92nd Street “Y”, New York, NY; December 1 , 2018—Peter Serkin’s Mozart interpretations have always stood out for their intimacy, transparency, and classical reserve. These characteristics certainly revealed themselves in the opening half of Serkin’s 92nd Street “Y” recital, along with a pronounced freedom and intensification of detail.
Unlike pianists who play the B minor Adagio on a grand dramatic scale, Serkin illuminates the music’s fragile aura and extraordinary harmonic daring with subtle tempo modifications and vocally oriented phrasing. Bass lines were not points of gravity, but rather ethereal distant bells. Serkin’s conception of the B-flat Sonata K. 570 has grown more internalized and refined since his long-unavailable mid-1980s recording for the Pro-Arte label. Both first-movement themes, for example, were markedly contrasted, while careful scaling of dynamics within a constricted parameter differentiated the slow movement’s closely voiced counterpoint. Yet some of the finale’s emphatic accents and asymmetric phrase shaping bordered on fussy, as if Serkin was working a little too hard to make points.
Bach’s Goldberg Variations dominated the concert’s second half. Because the printed program indicated an estimated 70-minute running time, I anticipated that Serkin would observe all of the repeats. As it happened, he ignored many of them, but chose to repeat both A and B sections of the opening Aria. Serkin treated the latter in a far more improvisatory fashion than I’ve heard him do in concert and on disc, extending certain notes with long ornamental tails, and liberally embellishing along the way. In most of the cross-handed variations (originally intended for two harpsichord manuals), Serkin generated tension by playing quietly, often downplaying the right hand while unearthing commonly hidden melodic fragments in the left, channeling his still-awesome technical mastery toward musical ends. Sometimes the pianist’s contrapuntal acumen yielded peculiar results. To cite one instance, he laid heavily upon Variation Three’s canonic entrances, emphatically unfolding the two upper voices, while the detached bass line accompaniment quietly murmured in the background.
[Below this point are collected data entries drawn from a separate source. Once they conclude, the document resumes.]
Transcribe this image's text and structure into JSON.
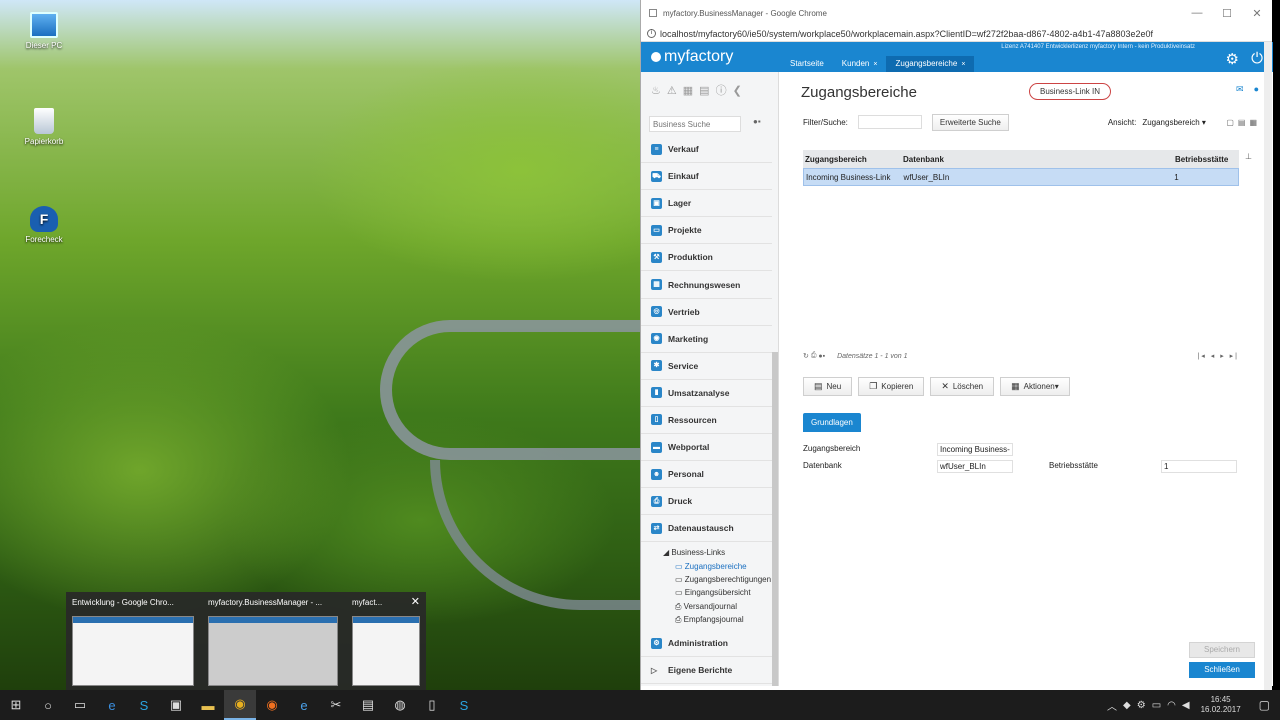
{
  "desktop": {
    "icons": [
      {
        "label": "Dieser PC",
        "icon": "computer-icon"
      },
      {
        "label": "Papierkorb",
        "icon": "recycle-bin-icon"
      },
      {
        "label": "Forecheck",
        "icon": "forecheck-icon"
      }
    ],
    "thumbnails": [
      {
        "title": "Entwicklung - Google Chro..."
      },
      {
        "title": "myfactory.BusinessManager - ..."
      },
      {
        "title": "myfact..."
      }
    ]
  },
  "browser": {
    "title": "myfactory.BusinessManager - Google Chrome",
    "url": "localhost/myfactory60/ie50/system/workplace50/workplacemain.aspx?ClientID=wf272f2baa-d867-4802-a4b1-47a8803e2e0f"
  },
  "app": {
    "logo": "myfactory",
    "license": "Lizenz A741407 Entwicklerlizenz myfactory Intern - kein Produktiveinsatz",
    "tabs": [
      {
        "label": "Startseite",
        "closable": false
      },
      {
        "label": "Kunden",
        "closable": true
      },
      {
        "label": "Zugangsbereiche",
        "closable": true
      }
    ],
    "close_symbol": "×"
  },
  "sidebar": {
    "search_placeholder": "Business Suche",
    "items": [
      {
        "label": "Verkauf",
        "icon": "sales-icon"
      },
      {
        "label": "Einkauf",
        "icon": "cart-icon"
      },
      {
        "label": "Lager",
        "icon": "warehouse-icon"
      },
      {
        "label": "Projekte",
        "icon": "projects-icon"
      },
      {
        "label": "Produktion",
        "icon": "production-icon"
      },
      {
        "label": "Rechnungswesen",
        "icon": "accounting-icon"
      },
      {
        "label": "Vertrieb",
        "icon": "distribution-icon"
      },
      {
        "label": "Marketing",
        "icon": "marketing-icon"
      },
      {
        "label": "Service",
        "icon": "service-icon"
      },
      {
        "label": "Umsatzanalyse",
        "icon": "analysis-icon"
      },
      {
        "label": "Ressourcen",
        "icon": "resources-icon"
      },
      {
        "label": "Webportal",
        "icon": "webportal-icon"
      },
      {
        "label": "Personal",
        "icon": "personnel-icon"
      },
      {
        "label": "Druck",
        "icon": "print-icon"
      },
      {
        "label": "Datenaustausch",
        "icon": "data-exchange-icon"
      }
    ],
    "sub": {
      "parent": "Business-Links",
      "children": [
        "Zugangsbereiche",
        "Zugangsberechtigungen",
        "Eingangsübersicht",
        "Versandjournal",
        "Empfangsjournal"
      ]
    },
    "footer_items": [
      {
        "label": "Administration",
        "icon": "admin-icon"
      },
      {
        "label": "Eigene Berichte",
        "icon": "reports-icon"
      }
    ]
  },
  "main": {
    "title": "Zugangsbereiche",
    "chip": "Business-Link IN",
    "filter_label": "Filter/Suche:",
    "extended_search": "Erweiterte Suche",
    "view_label": "Ansicht:",
    "view_value": "Zugangsbereich",
    "grid": {
      "headers": [
        "Zugangsbereich",
        "Datenbank",
        "Betriebsstätte"
      ],
      "rows": [
        [
          "Incoming Business-Link",
          "wfUser_BLIn",
          "1"
        ]
      ]
    },
    "pager_text": "Datensätze 1 - 1 von 1",
    "actions": {
      "new": "Neu",
      "copy": "Kopieren",
      "delete": "Löschen",
      "more": "Aktionen"
    },
    "tab": "Grundlagen",
    "form": {
      "zugangsbereich_label": "Zugangsbereich",
      "zugangsbereich_value": "Incoming Business-",
      "datenbank_label": "Datenbank",
      "datenbank_value": "wfUser_BLIn",
      "betriebsstaette_label": "Betriebsstätte",
      "betriebsstaette_value": "1"
    },
    "save": "Speichern",
    "close": "Schließen"
  },
  "taskbar": {
    "time": "16:45",
    "date": "16.02.2017"
  }
}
On the other hand, Variation Fifteen (the canon at the fifth) sang forth so beautifully that it sounded more like a motet than a keyboard piece. The triple-meter Variation Nineteen was a model of control and limpid grace. Serkin saved his most outgoing and energetic pianism of the evening with a brisk, boisterous, and startlingly evocative rendition of the Variation Thirty Quodlibet, followed by a more direct, less ruminative reprise of the Aria (this time without repeats). It was difficult to ascertain a unifying game plan in Serkin’s overall approach to the Goldbergs, although he linked certain variations by way of common tempo relationships. Yet it’s perfectly clear that Serkin’s more than 50-year relationship with Bach’s potentially overplayed masterpiece continues to evolve and surprise.